5月中は同じような勧誘を受けたとする相談件数は51件だったが、7月に急増し、14日までに677件まで増加している。また、山梨県警によって大学生が逮捕された事件が報道された後、返金の申し出が増えたそうだ。詐欺の発覚を恐れたものか、報道で犯罪だと知った人もいる可能性がある。
不正申請には厳しいペナルティも
持続化給付金を管轄する経済産業省は、7月上旬より不正受給の調査を始めている。不正受給になるのは、資格がないのに偽って申請する行為の他、二重申請、売上計上を先延ばしして売上を恣意的に操作する行為、新型コロナウイルス以外での収入減での申請も該当する。
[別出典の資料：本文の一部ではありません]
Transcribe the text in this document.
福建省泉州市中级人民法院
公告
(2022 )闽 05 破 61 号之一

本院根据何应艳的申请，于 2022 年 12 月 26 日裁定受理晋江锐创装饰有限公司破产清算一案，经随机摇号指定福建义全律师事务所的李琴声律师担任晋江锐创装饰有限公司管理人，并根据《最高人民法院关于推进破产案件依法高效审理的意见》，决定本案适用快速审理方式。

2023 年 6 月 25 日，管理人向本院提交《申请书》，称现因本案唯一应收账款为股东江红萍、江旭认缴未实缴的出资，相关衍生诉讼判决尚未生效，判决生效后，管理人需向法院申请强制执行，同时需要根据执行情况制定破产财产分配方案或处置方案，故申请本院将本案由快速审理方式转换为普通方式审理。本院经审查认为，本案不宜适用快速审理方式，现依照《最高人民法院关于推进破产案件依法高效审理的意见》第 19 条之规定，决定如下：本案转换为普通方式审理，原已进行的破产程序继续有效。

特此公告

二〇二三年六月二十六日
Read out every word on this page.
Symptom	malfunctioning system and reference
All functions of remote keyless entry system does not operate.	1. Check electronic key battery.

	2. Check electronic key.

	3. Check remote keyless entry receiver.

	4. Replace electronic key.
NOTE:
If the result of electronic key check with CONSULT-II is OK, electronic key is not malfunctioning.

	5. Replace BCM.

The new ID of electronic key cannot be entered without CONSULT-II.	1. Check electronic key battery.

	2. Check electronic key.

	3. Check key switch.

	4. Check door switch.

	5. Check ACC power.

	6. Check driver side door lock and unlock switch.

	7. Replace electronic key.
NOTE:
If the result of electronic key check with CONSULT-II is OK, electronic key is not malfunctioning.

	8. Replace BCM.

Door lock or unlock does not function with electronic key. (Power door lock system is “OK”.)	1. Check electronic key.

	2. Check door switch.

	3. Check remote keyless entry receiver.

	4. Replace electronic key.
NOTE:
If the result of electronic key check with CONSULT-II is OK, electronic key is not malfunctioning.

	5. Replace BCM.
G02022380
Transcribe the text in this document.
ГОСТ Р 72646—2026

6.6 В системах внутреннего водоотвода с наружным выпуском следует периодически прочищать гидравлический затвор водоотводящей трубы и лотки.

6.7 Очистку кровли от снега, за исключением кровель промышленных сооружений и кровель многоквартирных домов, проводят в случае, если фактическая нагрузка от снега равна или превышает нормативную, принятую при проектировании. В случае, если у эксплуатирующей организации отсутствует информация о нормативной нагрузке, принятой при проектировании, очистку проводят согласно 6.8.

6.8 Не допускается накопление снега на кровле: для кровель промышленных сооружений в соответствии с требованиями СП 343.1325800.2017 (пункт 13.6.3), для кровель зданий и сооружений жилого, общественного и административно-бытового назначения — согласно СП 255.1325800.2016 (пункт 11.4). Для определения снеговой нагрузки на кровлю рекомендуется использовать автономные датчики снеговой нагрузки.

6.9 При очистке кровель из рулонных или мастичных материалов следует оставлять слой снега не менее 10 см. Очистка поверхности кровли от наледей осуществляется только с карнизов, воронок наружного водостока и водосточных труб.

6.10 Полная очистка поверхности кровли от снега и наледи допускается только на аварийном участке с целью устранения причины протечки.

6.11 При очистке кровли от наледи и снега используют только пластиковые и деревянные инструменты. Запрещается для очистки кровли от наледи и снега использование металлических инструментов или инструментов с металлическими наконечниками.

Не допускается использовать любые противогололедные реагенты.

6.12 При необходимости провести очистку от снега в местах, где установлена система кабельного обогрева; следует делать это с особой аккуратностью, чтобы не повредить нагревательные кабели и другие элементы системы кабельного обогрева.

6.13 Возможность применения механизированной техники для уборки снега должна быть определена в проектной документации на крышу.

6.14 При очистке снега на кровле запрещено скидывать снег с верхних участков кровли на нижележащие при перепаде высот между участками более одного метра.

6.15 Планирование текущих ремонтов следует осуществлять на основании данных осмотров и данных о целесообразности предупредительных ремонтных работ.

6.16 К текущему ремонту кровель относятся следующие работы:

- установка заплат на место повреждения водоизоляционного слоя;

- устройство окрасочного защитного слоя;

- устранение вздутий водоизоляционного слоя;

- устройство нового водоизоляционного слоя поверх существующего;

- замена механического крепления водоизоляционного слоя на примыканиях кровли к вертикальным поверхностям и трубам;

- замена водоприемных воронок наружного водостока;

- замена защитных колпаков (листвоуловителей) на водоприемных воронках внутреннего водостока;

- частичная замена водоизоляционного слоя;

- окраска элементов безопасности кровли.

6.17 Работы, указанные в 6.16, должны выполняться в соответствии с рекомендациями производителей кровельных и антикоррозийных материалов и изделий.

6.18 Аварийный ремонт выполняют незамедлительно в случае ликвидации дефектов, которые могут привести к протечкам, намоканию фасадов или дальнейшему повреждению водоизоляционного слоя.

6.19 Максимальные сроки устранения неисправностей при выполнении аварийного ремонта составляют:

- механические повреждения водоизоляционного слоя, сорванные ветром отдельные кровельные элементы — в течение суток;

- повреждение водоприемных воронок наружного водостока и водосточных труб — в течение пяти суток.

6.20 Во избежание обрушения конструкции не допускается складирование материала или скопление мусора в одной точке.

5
不正受給がわかった場合のペナルティは厳しいものだ。まず、支給額に年3%の延滞金を加えた額に2割を上乗せした金額を返還する必要がある。不正内容が悪質な場合は刑事告発されたり、不正内容の度合いによっては屋号やペンネームなどが公開される可能性もあるのだ。
友人に誘われてお金をもらってしまった後に、犯罪に当たると知って自分で弁済を考えているという学生もいる。この場合、指南役グループに支払った手数料は戻ってこないし、学生自身、罪に問われる可能性も残る。
このようなケースで捕まるのは、受給した学生と学生を誘った友人までで、多くの場合グループのトップの連絡先も知らないことが多い。つまりグループにとって学生たちは、不正申請をさせて手数料を巻き上げるためだけの、トカゲのしっぽのような存在なのだ。最近、SNSで受け子、出し子などの逮捕されやすい役目を募集する例が多いが、どちらもただ利用するためだけの勧誘という点が共通している。
そもそも持続化給付金は、新型コロナウイルスの影響で経済的に大きな影響を受けた事業者を対象に、事業の継続を支え、再起のために支給する給付金だ。1ヶ月の売上が前年同月比で50%以上減少している事業者を対象としており、法人は200万円、個人事業者は100万円を上限として受け取ることができる。実際に窮している事業主は少なくないので「すぐに支給されて助かった」という声も多数聞く。
コロナ禍で多くの人が、収入が減ったり、仕事がなくなったりしている。それにより、このような特殊詐欺とよく似た手口の誘いが多発し、生活に困窮する人からの応募も増えているそうだ。しかし多くの場合、お金が得られないだけでなく、罪に問われることになる。生活に困っていても、このような犯罪には手は出さず、公的補助を頼ることも検討してもいいかもしれない。